Cates, playing in his second NHL game, nearly scored his first goal, but Blackwood made a nice stop on his left-circle drive with 42.2 seconds to go in the first.

Early in the second period, Cates had another great chance turned aside by Blackwood as he tried to finish a two-on-one with Allison.

The Devils took a 2-1 lead when a falling-down Nathan Bastian (two assists) outworked Morin and Myers and he fed a wide-open Miles Wood (two points) for a tap in with 12:53 remaining in the second. Elliott, who stopped Zacha on a first-period breakaway, had no chance.

Elliott, 36, a pending unrestricted free agent, made his fifth start in the last seven games as he tries to make a case that the Flyers should re-sign him after the season.

He made 29 saves Sunday, and he stopped Nico Hischier in the shootout to clinch the win.

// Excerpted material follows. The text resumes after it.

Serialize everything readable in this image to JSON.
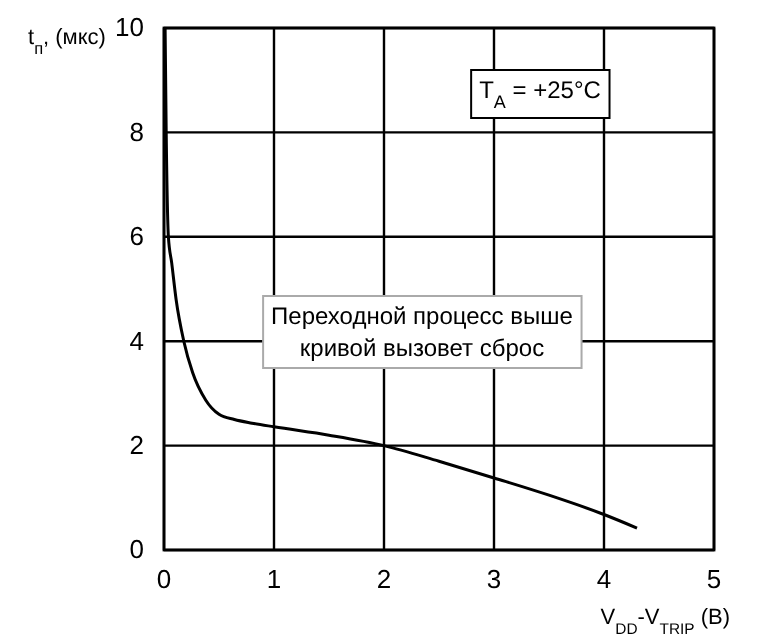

“He’s fought for the net pretty much his whole career,” Couturier said. “… Tonight, he made some big saves and gave us a chance to win the game.”

Breakaways

Bobby Clarke is first in franchise history with 1,210 points, and Bill Barber is second with 883 points -- 33 more than Giroux. ... Ivan Provorov had an assist, blocked three shots, and was plus-3 in 29:01 of ice time. ... Scott Laughton had five shots and three hits while winning 11 of 13 faceoffs (85%). ... Travis Sanheim (4 shots, plus-1) played 25:38, tied for the second-most ice time in his career. ... Morin (3 hits) was minus-2 and played just 11:26.